The driving pattern, e.i. the speed over time diagram, has a considerable influence on the energy consumed by a train on a given trip. For given restrictions (time table, stops, speed restrictions on the way and installed traction power) a shortest time driving strategy can be determined, which is basically given by

• Full acceleration up to maximum speed given either by speed limit or by maximum traction power
• Speed holding at maximum speed until train has to start braking. The phase of speed holding may be more complicated due to varying speed limits. In this case, the shortest time driving strategy implies full exploitation of speed limits using maximum acceleration and braking power.
• Braking at the latest possible point in order to come to a stop when reaching the station

This driving strategy is illustrated in Figure 1 for a hypothetical service between two stations.

Figure 1: Shortest time driving strategy (hypothetical example)

Source: IZT

Energy efficient driving strategies

Time tables usually include a recovery time added to the minimal running time to allow for short delays. This recovery time is normally between 5 and 12% of the minimal running time.

This time buffer allows to apply a driving strategy which saves energy in comparison with the shortest time driving strategy. There are several possible driving strategies:

• Reduced maximum speed: Train accelerates to a speed inferior to speed limit.
• Reduced acceleration rate: Train accelerates to maximum speed using less acceleration power.
• Coasting: Train shuts off traction as early as possible before station in order to reach station without braking.

These strategies are illustrated in Figure 2 for a simple service (constant speed limit between station 1 and 2).

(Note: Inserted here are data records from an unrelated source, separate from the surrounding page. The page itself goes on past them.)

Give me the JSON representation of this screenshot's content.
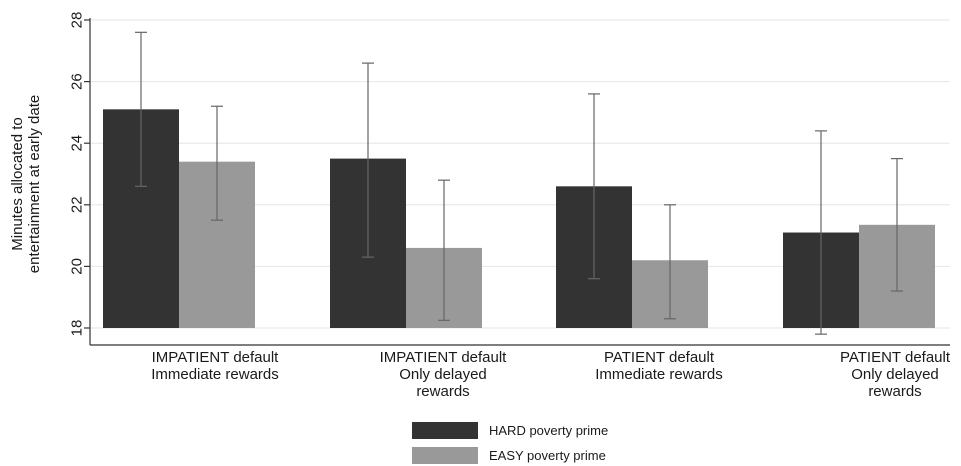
{
  "chart_data": {
    "type": "bar",
    "ylabel_lines": [
      "Minutes allocated to",
      "entertainment at early date"
    ],
    "ylim": [
      18,
      28
    ],
    "yticks": [
      18,
      20,
      22,
      24,
      26,
      28
    ],
    "grid": true,
    "legend_position": "bottom-center",
    "categories": [
      [
        "IMPATIENT default",
        "Immediate rewards"
      ],
      [
        "IMPATIENT default",
        "Only delayed",
        "rewards"
      ],
      [
        "PATIENT default",
        "Immediate rewards"
      ],
      [
        "PATIENT default",
        "Only delayed",
        "rewards"
      ]
    ],
    "series": [
      {
        "name": "HARD poverty prime",
        "color": "#333333",
        "values": [
          25.1,
          23.5,
          22.6,
          21.1
        ],
        "err_low": [
          22.6,
          20.3,
          19.6,
          17.8
        ],
        "err_high": [
          27.6,
          26.6,
          25.6,
          24.4
        ]
      },
      {
        "name": "EASY poverty prime",
        "color": "#999999",
        "values": [
          23.4,
          20.6,
          20.2,
          21.35
        ],
        "err_low": [
          21.5,
          18.25,
          18.3,
          19.2
        ],
        "err_high": [
          25.2,
          22.8,
          22.0,
          23.5
        ]
      }
    ]
  }
}
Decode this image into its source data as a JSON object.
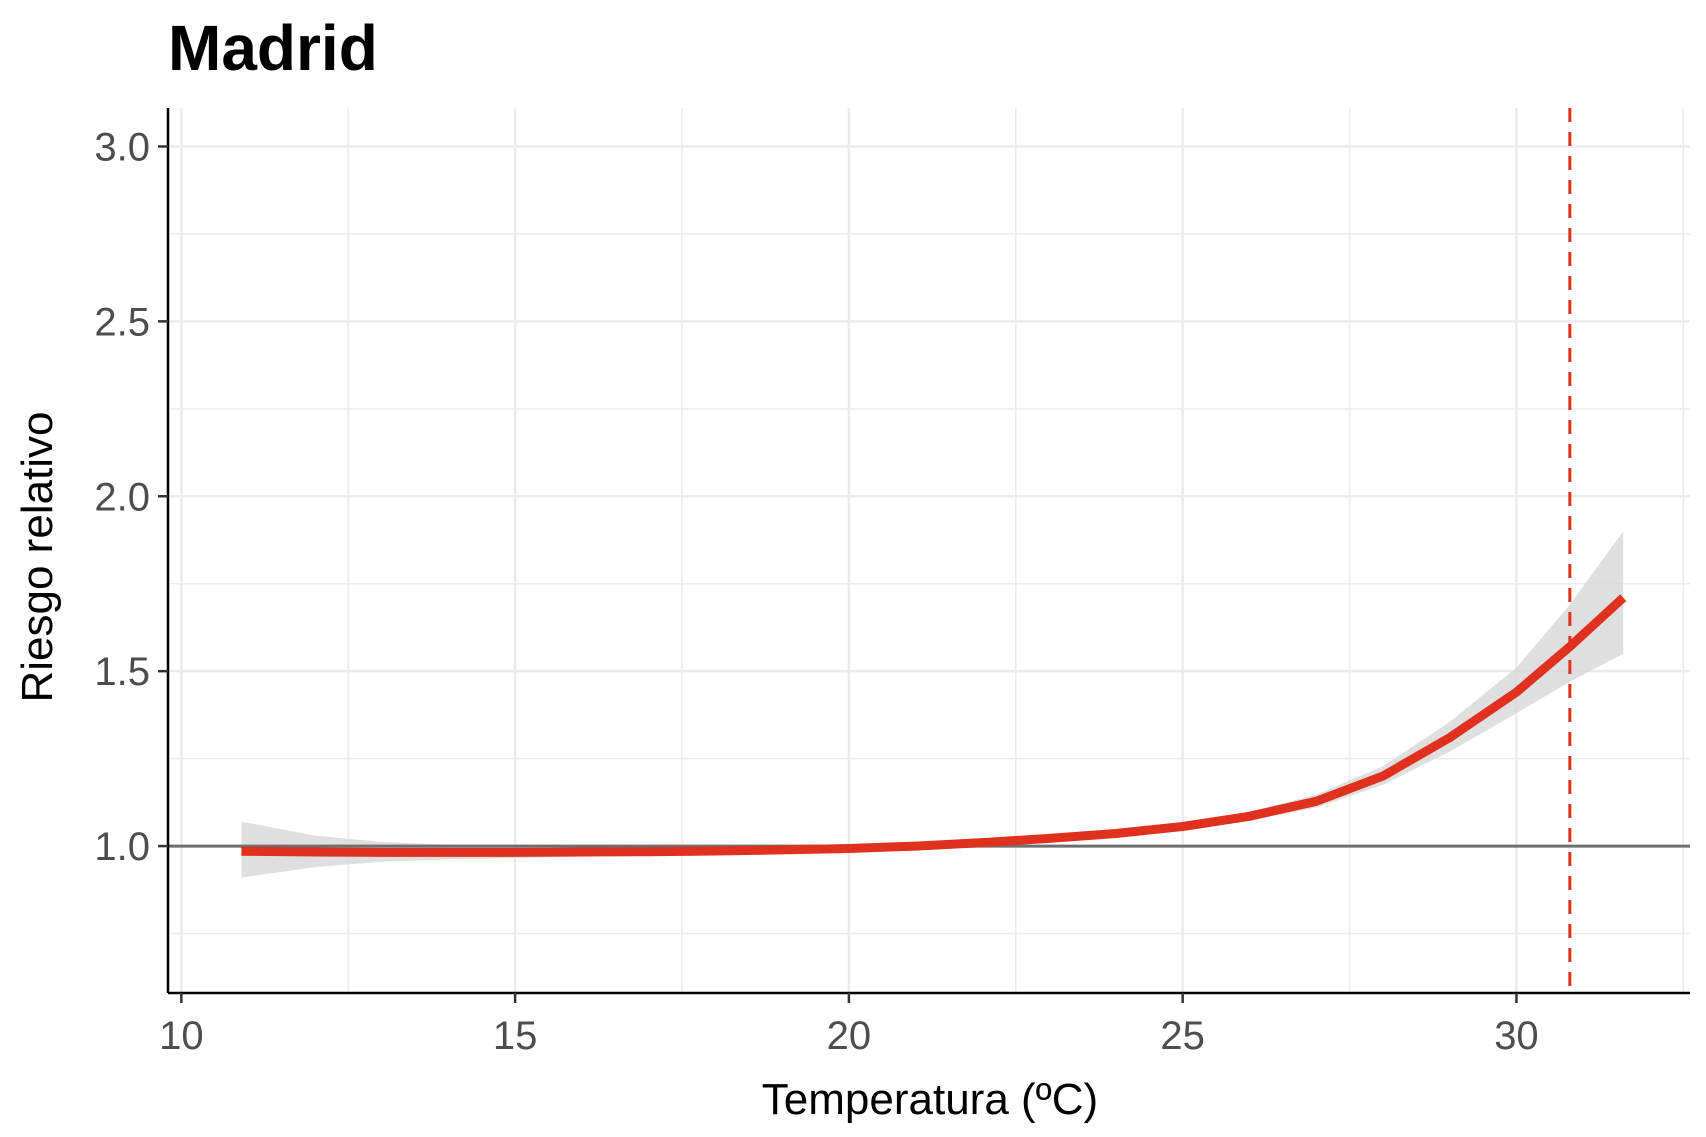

Of course any combination of these strategies can be used as well.

Each of these strategies increases running time. This does not pose any problem as long as time buffers provided by timetable are exploited.

Figure 2: Energy efficient driving strategies

Source: IZT

Realisation of energy efficient driving strategies

For a given timetable efficient driving strategies can be realised in two ways:

1. Instruction and training of drivers and/or use of special internal timetables indicating to the driver when to shut off traction or what maximum speed to use (cf. Energy efficient driving by low-tech measures).
2. Driving advice systems (cf. DAS for main line operation, DAS for suburban operation and DAS for freight operation)

Acceptance

One of the main tasks of train drivers is punctuality. Therefore any measure that could compromise punctuality is met with scepticism.

Actual energy efficiency potential primarily depends on time buffer (provided by timetable) and driving strategy chosen.

A simulation study made at the National Cheng Kung University in Taiwan compared the energy saving effect of different driving strategies (using the train characteristics of German ICE), namely:

1. Reduction of maximum speed, e.g. running the train with the maximum speed of 280 Km/h instead of 300 Km/h;
2. Reduction of maximum acceleration rate, e.g. running the train with 90% of the maximum acceleration when it is in the state of acceleration;
3. Coasting, e.g. starting the train to the coasting state at the place 50% earlier than its original initial place of deceleration;
4. Saw-tooth coasting, e.g. running the train in the coasting state during a speed range between 300 km/h and 275 km/h

Various stopping services of a main line service were considered. Among other the study yielded the following result:

• For the case of a train stopping at all stations, the effect of the acceleration reduction is smaller than that of reduced maximum speed: Strategy 1 leads to an energy consumption reduced by 11% for a running time increased by 3.9%. Strategy 2 (with 80% acceleration rate) saves 4.7% energy for an increase of running time of 3,5 %. For a train stopping at all stations strategy 1 therefore has a better cost/benefit ratio.
• For an express train stopping only at three stops, coasting (strategy 3) is better than reduced maximum speed as far as cost-benefit ratio is concerned.